C’est d’un point de vue inédit que Roy a abordé la pièce qui, à l’image du Projet sur 5 ans, propose un dialogue intergénérationnel. Il explique: "Nous avons produit une véritable relecture. C’était ma façon de m’accaparer la pièce, de la raconter avec une voix qui m’est propre." Au lieu de présenter une Albertine qui, à 70 ans, revisite son passé à la recherche d’une certaine paix intérieure, cette nouvelle mouture se concentre sur Albertine à 30 ans. Autrefois rétrospective, la pièce devient, chez Roy, une vision d’avenir.

Roy, qui possède une grande maîtrise de la mythologie de Tremblay, avait remarqué que, dans les Chroniques du Plateau-Mont-Royal, on attribuait à Albertine un pouvoir d’imagination malheureusement refoulé au plus profond d’elle-même. "À 30 ans, Albertine vit une profonde détresse et se retrouve à la campagne. J’ai pensé que ce serait un contexte idéal pour qu’elle se tourne vers l’avenir et se demande si sa vie demeurera si éprouvante. En ce sens, c’est une relecture remplie d’espoir, ce qui cadre bien, à mon avis, avec la mission du théâtre", décrit Roy.

Retrouvailles

Dans sa jeune vingtaine, alors qu’il était fraîchement diplômé de l’option théâtre du Collège Lionel-Groulx, Roy a travaillé au café montréalais Les Gâteries, que plusieurs artistes, dont le poète Gaston Miron, fréquentaient assidûment. Tremblay, qui venait de déménager autour du carré Saint-Louis, a pris l’habitude de s’y rendre chaque matin pour déjeuner. "Il s’asseyait au comptoir, où j’étais posté. Au fil des mois, nos conversations sont devenues plus intimes. Puis, après deux ou trois ans, je lui ai annoncé que je partais. Il m’a alors offert un exemplaire dédicacé du dernier volet des Chroniques, mais pas n’importe quel exemplaire: le premier à être sorti des presses", se remémore Roy.

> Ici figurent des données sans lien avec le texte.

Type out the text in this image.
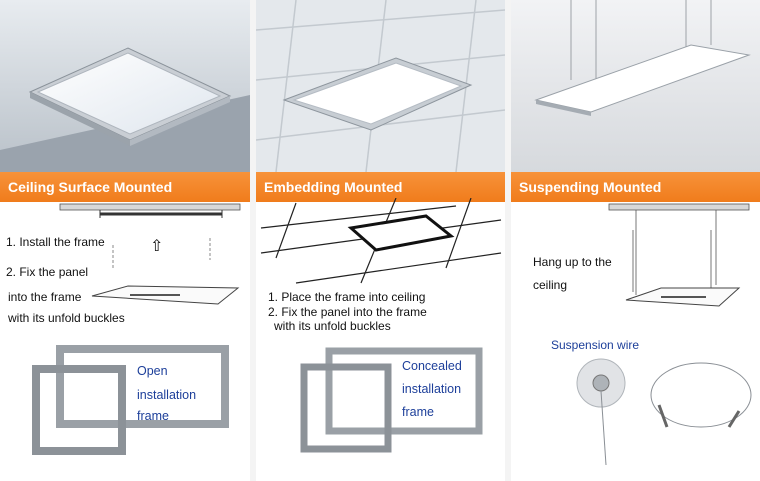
Ceiling Surface Mounted
1. Install the frame	⇧
2. Fix the panel
into the frame
with its unfold buckles
Open
installation
frame
Embedding Mounted
1. Place the frame into ceiling
2. Fix the panel into the frame
with its unfold buckles
Concealed
installation
frame
Suspending Mounted
Hang up to the
ceiling
Suspension wire
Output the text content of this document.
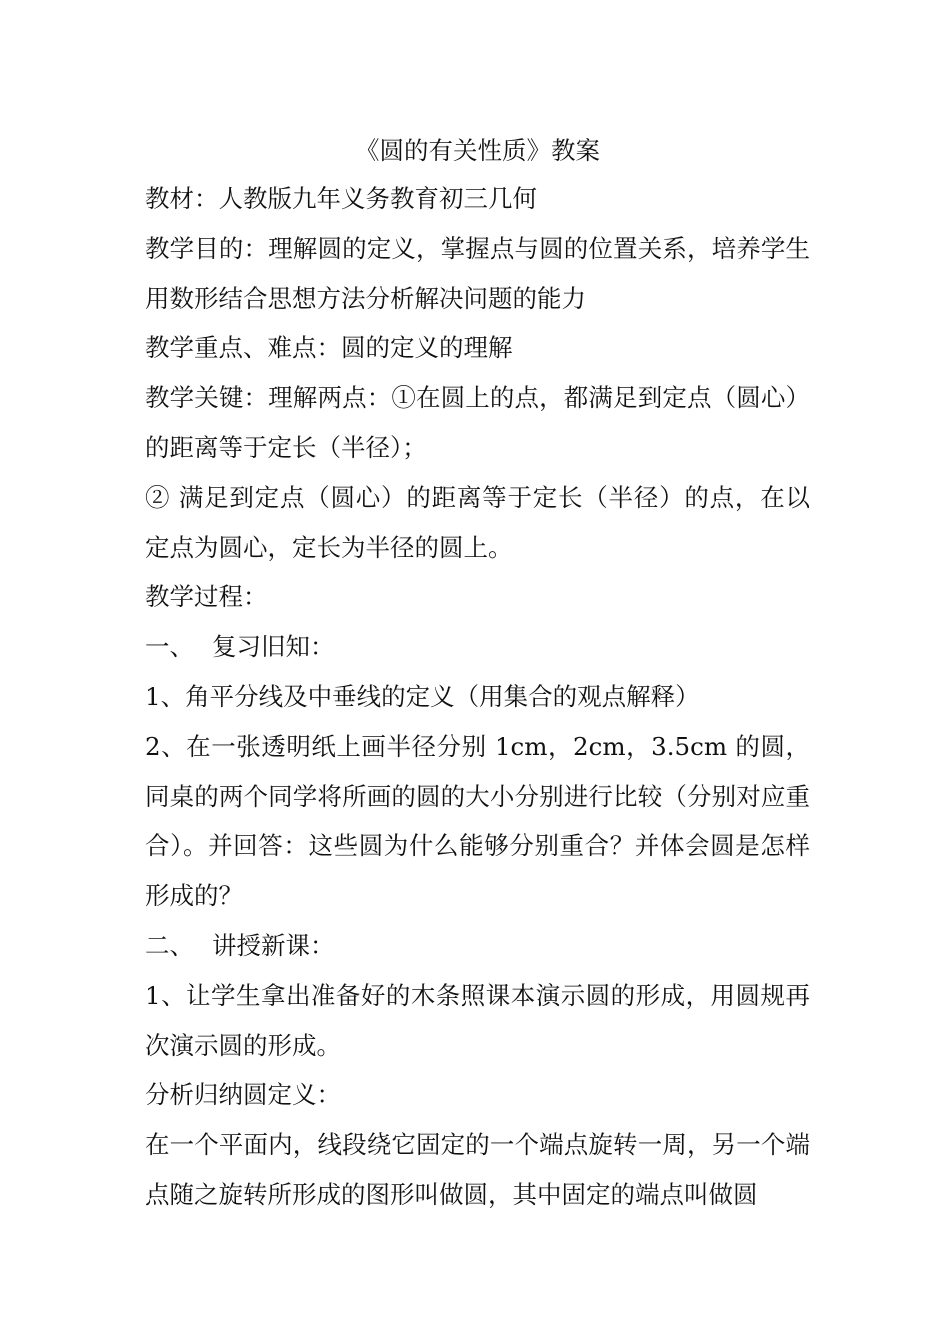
《圆的有关性质》教案

教材：人教版九年义务教育初三几何

教学目的：理解圆的定义，掌握点与圆的位置关系，培养学生用数形结合思想方法分析解决问题的能力

教学重点、难点：圆的定义的理解

教学关键：理解两点：①在圆上的点，都满足到定点（圆心）的距离等于定长（半径）；

② 满足到定点（圆心）的距离等于定长（半径）的点，在以定点为圆心，定长为半径的圆上。

教学过程：

一、 复习旧知：

1、角平分线及中垂线的定义（用集合的观点解释）

2、在一张透明纸上画半径分别 1cm，2cm，3.5cm 的圆，同桌的两个同学将所画的圆的大小分别进行比较（分别对应重合）。并回答：这些圆为什么能够分别重合？并体会圆是怎样形成的？

二、 讲授新课：

1、让学生拿出准备好的木条照课本演示圆的形成，用圆规再次演示圆的形成。

分析归纳圆定义：

在一个平面内，线段绕它固定的一个端点旋转一周，另一个端点随之旋转所形成的图形叫做圆，其中固定的端点叫做圆
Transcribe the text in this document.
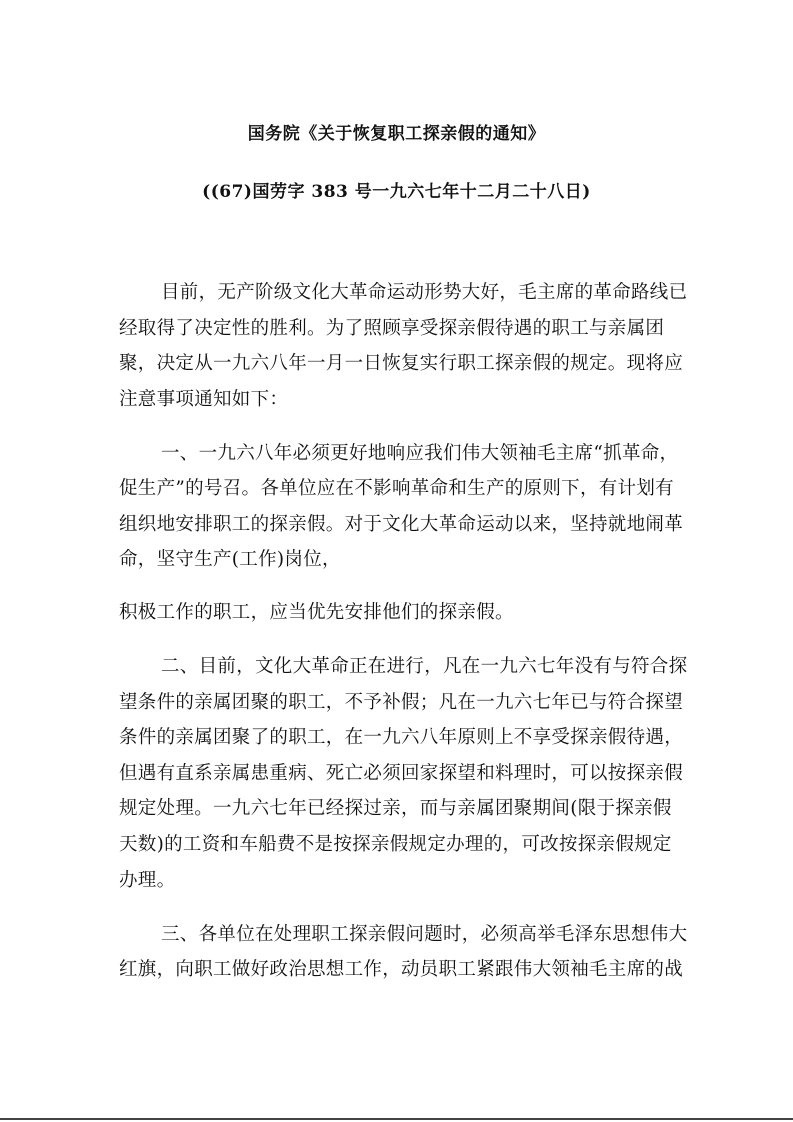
国务院《关于恢复职工探亲假的通知》
((67)国劳字 383 号一九六七年十二月二十八日)
目前，无产阶级文化大革命运动形势大好，毛主席的革命路线已
经取得了决定性的胜利。为了照顾享受探亲假待遇的职工与亲属团
聚，决定从一九六八年一月一日恢复实行职工探亲假的规定。现将应
注意事项通知如下：
一、一九六八年必须更好地响应我们伟大领袖毛主席“抓革命，
促生产”的号召。各单位应在不影响革命和生产的原则下，有计划有
组织地安排职工的探亲假。对于文化大革命运动以来，坚持就地闹革
命，坚守生产(工作)岗位，
积极工作的职工，应当优先安排他们的探亲假。
二、目前，文化大革命正在进行，凡在一九六七年没有与符合探
望条件的亲属团聚的职工，不予补假；凡在一九六七年已与符合探望
条件的亲属团聚了的职工，在一九六八年原则上不享受探亲假待遇，
但遇有直系亲属患重病、死亡必须回家探望和料理时，可以按探亲假
规定处理。一九六七年已经探过亲，而与亲属团聚期间(限于探亲假
天数)的工资和车船费不是按探亲假规定办理的，可改按探亲假规定
办理。
三、各单位在处理职工探亲假问题时，必须高举毛泽东思想伟大
红旗，向职工做好政治思想工作，动员职工紧跟伟大领袖毛主席的战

Quand le projet de mettre en scène Albertine s’est concrétisé par l’acquisition des droits, Roy a tenu à contacter Tremblay, qui lui a non seulement donné sa bénédiction, mais qui – fait rarissime – a également insisté pour être présent à la première. Roy affirme: "Ça me touche énormément. Évidemment, il y a une certaine pression liée au fait que je ne veux pas le décevoir, mais c’est une excitation très productive. Je ne monte pas la pièce exclusivement pour lui, mais c’est un pôle dans ma démarche."

Lumière sur la distribution

Si les répétitions progressaient à un bon rythme lorsque Voir a contacté Roy, ce dernier a, selon ses dires, originellement senti une certaine paralysie. "D’abord, je n’avais aucune distance émotive, la pièce étant trop collée à l’univers de la famille de ma mère. Ensuite, j’ai commencé le métier à Montréal, où seulement une certaine élite ose se mesurer au répertoire de Tremblay."

Roy a sélectionné ses cinq Albertine (Mélanie Beauchamp, Céleste Dubé, Patricia Marceau, Lyne Tremblay, Marie-Hélène Fontaine) non pas sur la base d’une quelconque ressemblance physique, mais plutôt en fonction de leur capacité à exprimer les émotions que vit le personnage à différentes époques. "La gestuelle et la prononciation viennent ensuite établir un pont entre les décennies. La scénographie a un effet comparable, la scène étant éclairée à l’ampoule, le seul objet technologique qui a traversé les époques représentées. Ces ampoules jettent une lumière très crue sur les situations que vit Albertine, ce qui sert la belle et dure vérité de l’oeuvre de Tremblay."